Aircraft Parts Suppliers Prepare For Extended Grounding Of 737 MAX. Reuters (11/22, Ajmera) reported that aircraft parts manufacturers “are making contingency plans for a prolonged grounding of Boeing’s 737 MAX, with several expecting the jet’s return to service to take longer than the planemaker hopes.” An unnamed supplier for a MAX component “said he had halted production and was replacing lost sales by focusing on replacements for older models, based on the possibility that the grounding could last beyond March.” The supplier asserted, “If you look back at what happened for the last nine months, I don’t think Boeing gained points in terms of trust.” Another source, “an executive with a maker of parts for cabin interiors,” said, “Some airlines are telling us that the airplane won’t be back before next summer.” The executive “add[ed] that he had re-allocated some production capacity to Airbus parts.”
Delta Air Lines CEO Expresses Support For 737 MAX Certification Process. CBS News (11/22) reported that Delta Air Lines CEO Ed Bastian “said he would consider flying the revamped Boeing 737” MAX. Bastian said in remarks on CBS This Morning, “Obviously it needs to continue to go through the certification process.” Bastian added, “The FAA makes that decision. And once the regulators get comfortable with it... total faith.”

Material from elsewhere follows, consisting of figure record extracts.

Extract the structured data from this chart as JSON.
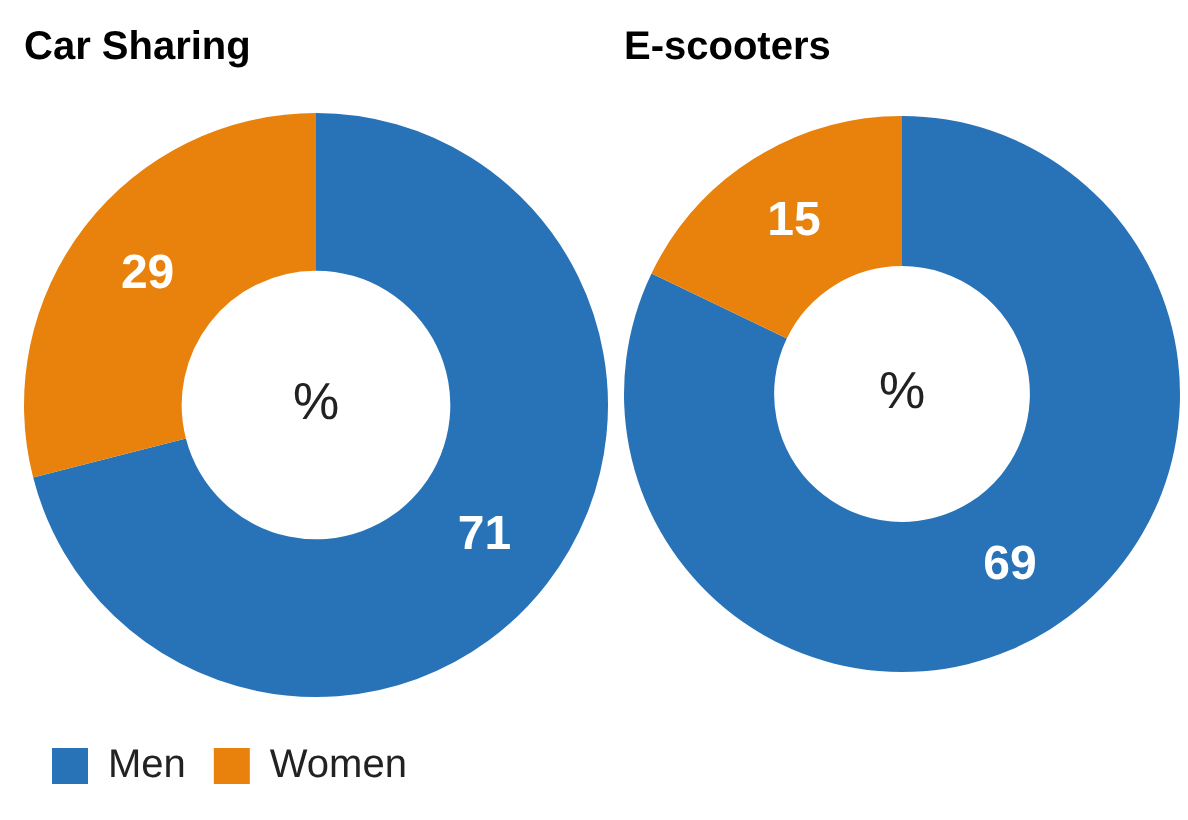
{
  "chart_data": [
    {
      "type": "donut",
      "title": "Car Sharing",
      "categories": [
        "Men",
        "Women"
      ],
      "values": [
        71,
        29
      ],
      "colors": [
        "#2872b8",
        "#e8820c"
      ],
      "data_labels": true,
      "annotations": [
        "%"
      ],
      "legend": "bottom left"
    },
    {
      "type": "donut",
      "title": "E-scooters",
      "categories": [
        null,
        null
      ],
      "values": [
        69,
        15
      ],
      "colors": [
        "#2872b8",
        "#e8820c"
      ],
      "data_labels": true,
      "annotations": [
        "%"
      ],
      "legend": false
    }
  ]
}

More Than A Dozen US Utilities Targeted In Cyberattacks Identified
The Wall Street Journal (11/24, Smith, Barry, Subscription Publication) reports that it has identified more than a dozen US utilities that were targets in a recent wave of cyberattacks. According to the Journal, most of the utilities are relatively small and some are located near dams and other critical infrastructure. The FBI is reportedly probing the attacks and has contacted some of the utilities.
Vermont Students Pursue Patent For Maple Syrup Tech
The AP (11/23) reports that some Vermont high-school students “are seeking a patent for an invention that they think will help the maple syrup industry.” The invention “measures sap flow” and “was created by technical education students at the Hannaford Career Center in Middlebury, according to Mynbc5.com.” The Lemelson-MIT Program “awarded the students a $10,000 grant to further refine the invention.”